17/Aug/2026
A FriGol registrou receita líquida recorde de R$ 1,55 bilhão no segundo trimestre de 2026, alta de 57,6% ante igual período do ano passado, mas viu o lucro líquido despencar 97,5%, para R$ 2,2 milhões. A rentabilidade foi pressionada pela valorização do gado bovino, em um cenário de menor oferta de animais no mercado brasileiro. O Ebitda recuou 65,7%, para R$ 52,9 milhões, com margem de 3,4%, ante 15,7% um ano antes. O custo dos produtos vendidos alcançou R$ 1,396 bilhão no trimestre, equivalente a 90% da receita líquida, ante 83,5% no segundo trimestre de 2025. Segundo as demonstrações financeiras, a pressão veio principalmente da elevação do preço médio de aquisição do gado, além dos efeitos do início das operações das unidades industriais em Rondônia, ainda em fase de maturação operacional. Entre dezembro de 2025 e junho de 2026, o aumento do custo do gado foi influenciado, entre outros fatores, pelo sistema de cotas de exportação para a China, que elevou a competição pela compra de animais habilitados, pela valorização dos animais de reposição e pelos primeiros sinais de inversão do ciclo pecuário, avaliou a companhia.
O CEO da FriGol, Luciano Pascon, afirmou que a empresa conseguiu capturar a valorização dos preços no mercado chinês e ampliar a receita no mercado doméstico. "A receita foi impulsionada pela alta dos preços no mercado chinês, e buscamos aproveitar da melhor forma possível a cota estabelecida pelo país", disse. Segundo ele, a receita no mercado interno cresceu 70% no trimestre, apesar de um cenário de consumo e preços estáveis, com foco em produtos de maior valor agregado e expansão para novos mercados, como Rondônia, Acre, Amazonas e Roraima. As exportações responderam por 52,4% da receita bruta da FriGol no segundo trimestre, enquanto o mercado interno ficou com 47,6%. A receita bruta externa cresceu 45,6%, para R$ 847,6 milhões, impulsionada principalmente pelo aumento dos volumes embarcados, pela expansão da capacidade produtiva após o início das operações em Rondônia, pela ampliação da carteira de clientes e pela abertura de novos mercados, incluindo os Estados Unidos. A companhia informou que o crescimento dos volumes compensou as limitações impostas pelas cotas de exportação para a China e a pressão sobre os preços internacionais das commodities.
A China continuou como principal destino das exportações, respondendo por 75,5% da receita externa. O Chile apareceu pela primeira vez como segundo principal mercado, com 5%. Somadas as vendas para outros países das Américas, incluindo Estados Unidos e Canadá, as exportações para a região cresceram 815% na comparação anual. No Sudeste Asiático, que inclui destinos como Indonésia e Filipinas, o avanço foi de 37%. Apesar da pressão sobre as margens, a FriGol elevou o abate em 45,9%, para 225.527 bovinos no trimestre, e as vendas de bovinos e subprodutos avançaram 47%, para 85.579 toneladas.
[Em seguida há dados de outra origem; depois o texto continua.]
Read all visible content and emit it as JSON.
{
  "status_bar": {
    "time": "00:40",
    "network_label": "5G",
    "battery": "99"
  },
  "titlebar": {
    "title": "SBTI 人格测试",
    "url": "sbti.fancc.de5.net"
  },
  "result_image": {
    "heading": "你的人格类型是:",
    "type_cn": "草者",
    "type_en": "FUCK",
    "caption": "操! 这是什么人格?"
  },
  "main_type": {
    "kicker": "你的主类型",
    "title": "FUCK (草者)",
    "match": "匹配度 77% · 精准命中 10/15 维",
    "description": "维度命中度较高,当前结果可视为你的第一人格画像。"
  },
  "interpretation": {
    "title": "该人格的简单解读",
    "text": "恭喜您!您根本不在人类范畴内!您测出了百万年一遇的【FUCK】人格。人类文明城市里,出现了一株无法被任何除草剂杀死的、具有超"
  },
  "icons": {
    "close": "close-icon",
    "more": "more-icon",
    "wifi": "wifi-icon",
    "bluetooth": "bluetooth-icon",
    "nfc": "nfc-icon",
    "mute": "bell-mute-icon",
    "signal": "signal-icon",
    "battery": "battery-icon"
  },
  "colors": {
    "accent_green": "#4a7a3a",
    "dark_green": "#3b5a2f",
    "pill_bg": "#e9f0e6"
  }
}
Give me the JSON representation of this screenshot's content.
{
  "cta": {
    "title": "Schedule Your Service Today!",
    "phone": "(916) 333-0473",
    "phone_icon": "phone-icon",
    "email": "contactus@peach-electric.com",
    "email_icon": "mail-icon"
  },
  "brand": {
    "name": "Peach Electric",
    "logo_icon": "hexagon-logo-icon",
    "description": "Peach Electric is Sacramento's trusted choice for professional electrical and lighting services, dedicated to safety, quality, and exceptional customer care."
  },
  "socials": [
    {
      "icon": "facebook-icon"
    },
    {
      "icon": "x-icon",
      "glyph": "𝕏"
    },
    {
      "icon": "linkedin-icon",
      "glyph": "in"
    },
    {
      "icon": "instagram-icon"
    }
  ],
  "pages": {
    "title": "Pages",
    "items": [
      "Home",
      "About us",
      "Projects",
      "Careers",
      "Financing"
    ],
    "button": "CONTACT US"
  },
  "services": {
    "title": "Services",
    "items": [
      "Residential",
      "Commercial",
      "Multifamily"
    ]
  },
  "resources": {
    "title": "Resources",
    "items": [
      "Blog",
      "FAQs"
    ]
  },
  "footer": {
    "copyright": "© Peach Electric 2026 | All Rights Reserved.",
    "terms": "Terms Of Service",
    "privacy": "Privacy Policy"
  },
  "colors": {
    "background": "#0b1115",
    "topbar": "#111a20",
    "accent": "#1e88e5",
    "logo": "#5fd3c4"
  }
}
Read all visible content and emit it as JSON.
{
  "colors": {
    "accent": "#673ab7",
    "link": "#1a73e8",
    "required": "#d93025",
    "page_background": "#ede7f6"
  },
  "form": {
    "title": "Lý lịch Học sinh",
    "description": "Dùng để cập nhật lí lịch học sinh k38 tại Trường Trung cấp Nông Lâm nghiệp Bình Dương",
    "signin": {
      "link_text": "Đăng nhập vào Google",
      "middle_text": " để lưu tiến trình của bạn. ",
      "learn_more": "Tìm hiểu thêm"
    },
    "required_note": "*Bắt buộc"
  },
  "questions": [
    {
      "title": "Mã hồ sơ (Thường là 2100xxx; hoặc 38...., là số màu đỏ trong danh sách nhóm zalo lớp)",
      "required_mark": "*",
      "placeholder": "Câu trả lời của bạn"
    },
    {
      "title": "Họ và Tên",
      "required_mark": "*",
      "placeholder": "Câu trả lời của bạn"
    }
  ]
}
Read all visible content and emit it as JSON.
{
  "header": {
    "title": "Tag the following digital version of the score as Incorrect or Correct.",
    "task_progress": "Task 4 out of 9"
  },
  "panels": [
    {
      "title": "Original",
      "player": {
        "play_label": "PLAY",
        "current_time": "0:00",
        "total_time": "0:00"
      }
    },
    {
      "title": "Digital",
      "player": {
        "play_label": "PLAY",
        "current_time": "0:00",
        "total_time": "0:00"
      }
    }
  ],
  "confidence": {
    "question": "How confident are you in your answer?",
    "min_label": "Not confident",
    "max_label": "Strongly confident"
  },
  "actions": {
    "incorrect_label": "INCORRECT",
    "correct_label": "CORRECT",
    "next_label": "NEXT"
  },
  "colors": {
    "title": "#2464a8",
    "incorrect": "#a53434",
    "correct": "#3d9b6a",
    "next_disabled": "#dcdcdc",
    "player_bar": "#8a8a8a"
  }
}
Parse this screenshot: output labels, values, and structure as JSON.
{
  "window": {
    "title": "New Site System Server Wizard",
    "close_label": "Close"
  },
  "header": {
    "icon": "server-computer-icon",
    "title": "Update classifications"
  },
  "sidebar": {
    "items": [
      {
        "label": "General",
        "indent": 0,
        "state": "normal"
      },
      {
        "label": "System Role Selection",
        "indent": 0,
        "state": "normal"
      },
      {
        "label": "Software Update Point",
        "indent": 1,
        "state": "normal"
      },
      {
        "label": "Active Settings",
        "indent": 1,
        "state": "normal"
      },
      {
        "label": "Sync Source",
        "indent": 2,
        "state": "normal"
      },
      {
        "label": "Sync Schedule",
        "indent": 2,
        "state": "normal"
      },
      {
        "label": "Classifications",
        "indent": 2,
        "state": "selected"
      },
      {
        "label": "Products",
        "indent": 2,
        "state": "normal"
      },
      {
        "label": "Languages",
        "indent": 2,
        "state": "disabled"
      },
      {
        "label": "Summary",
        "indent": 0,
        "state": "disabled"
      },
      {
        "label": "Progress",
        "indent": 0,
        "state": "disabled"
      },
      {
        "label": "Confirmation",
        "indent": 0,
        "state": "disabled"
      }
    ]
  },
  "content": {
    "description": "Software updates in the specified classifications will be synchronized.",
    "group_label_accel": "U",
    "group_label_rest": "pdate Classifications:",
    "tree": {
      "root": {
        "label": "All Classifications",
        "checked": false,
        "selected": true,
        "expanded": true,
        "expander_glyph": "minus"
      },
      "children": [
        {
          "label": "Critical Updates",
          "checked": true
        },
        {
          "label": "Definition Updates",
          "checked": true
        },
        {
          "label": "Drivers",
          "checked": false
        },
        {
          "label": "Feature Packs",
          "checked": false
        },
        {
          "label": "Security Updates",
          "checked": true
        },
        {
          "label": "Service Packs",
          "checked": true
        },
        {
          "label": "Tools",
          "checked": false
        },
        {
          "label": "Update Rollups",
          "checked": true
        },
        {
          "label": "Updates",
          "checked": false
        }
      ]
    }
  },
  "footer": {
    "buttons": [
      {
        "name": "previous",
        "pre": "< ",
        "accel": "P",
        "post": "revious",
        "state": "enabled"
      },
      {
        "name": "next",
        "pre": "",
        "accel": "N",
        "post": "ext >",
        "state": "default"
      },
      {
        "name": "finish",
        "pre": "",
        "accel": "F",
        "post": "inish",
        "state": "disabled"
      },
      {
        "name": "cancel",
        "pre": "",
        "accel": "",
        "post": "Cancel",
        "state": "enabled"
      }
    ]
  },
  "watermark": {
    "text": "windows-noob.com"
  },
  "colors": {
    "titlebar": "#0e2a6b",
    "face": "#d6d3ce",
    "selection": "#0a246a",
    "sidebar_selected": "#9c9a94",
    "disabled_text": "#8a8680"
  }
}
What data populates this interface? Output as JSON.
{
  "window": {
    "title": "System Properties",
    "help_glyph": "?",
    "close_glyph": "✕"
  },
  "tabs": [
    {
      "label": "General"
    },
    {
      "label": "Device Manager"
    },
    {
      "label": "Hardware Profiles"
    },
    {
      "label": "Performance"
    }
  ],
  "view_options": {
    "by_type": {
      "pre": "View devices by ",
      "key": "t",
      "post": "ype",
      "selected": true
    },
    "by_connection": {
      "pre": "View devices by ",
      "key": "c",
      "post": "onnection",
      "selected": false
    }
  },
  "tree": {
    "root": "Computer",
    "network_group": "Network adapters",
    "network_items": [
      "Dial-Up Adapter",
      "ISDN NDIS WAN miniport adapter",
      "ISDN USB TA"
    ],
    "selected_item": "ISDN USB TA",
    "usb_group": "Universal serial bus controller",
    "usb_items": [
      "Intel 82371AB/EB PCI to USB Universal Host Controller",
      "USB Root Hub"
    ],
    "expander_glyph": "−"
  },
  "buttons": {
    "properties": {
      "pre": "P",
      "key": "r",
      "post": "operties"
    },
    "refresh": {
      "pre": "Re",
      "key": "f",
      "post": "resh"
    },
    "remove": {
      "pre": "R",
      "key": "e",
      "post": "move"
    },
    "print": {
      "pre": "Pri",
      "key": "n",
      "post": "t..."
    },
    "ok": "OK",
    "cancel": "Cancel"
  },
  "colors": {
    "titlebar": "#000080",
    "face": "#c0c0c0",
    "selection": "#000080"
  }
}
O aumento do abate foi favorecido pela parceria para prestação de serviços de industrialização em três plantas de Rondônia, duas em Ji-Paraná e uma em Rolim de Moura. Para o CFO, Carlos Corrêa, a queda da rentabilidade está relacionada a um movimento que atinge todo o setor. "Houve impacto na rentabilidade decorrente do ciclo pecuário, um movimento que afeta todo o setor e não é específico da FriGol", afirmou.
Segundo ele, a companhia avançou em medidas de eficiência operacional e está concluindo a integração das plantas de Rondônia, com expectativa de capturar sinergias e reduzir custos e despesas fixas nos próximos períodos. No mercado doméstico, a estratégia de maior valor agregado também ganhou espaço. As linhas Chef, Angus, BBQ Secrets e Açougue Completo tiveram aumento de 20% no volume vendido. A empresa inaugurou cinco lojas do Açougue Completo em São Paulo e duas unidades do Açougue FriGol em Porto Velho, sendo três das novas lojas abertas em parceria com grandes atacarejos. A FriGol terminou o trimestre com caixa de R$ 468,6 milhões, alta de 126,6% em relação a um ano antes. A dívida líquida ficou em R$ 552,8 milhões e a alavancagem, em 2,2 vezes a dívida líquida sobre o Ebitda dos últimos 12 meses. A dívida bruta alcançou R$ 1,02 bilhão. No primeiro semestre, a receita líquida somou R$ 2,55 bilhões, crescimento de 30,4% sobre os primeiros seis meses de 2025. O lucro líquido acumulado foi de R$ 13,3 milhões, ante R$ 87,6 milhões um ano antes. Fonte: Broadcast Agro. Adaptado por Cogo Inteligência em Agronegócio.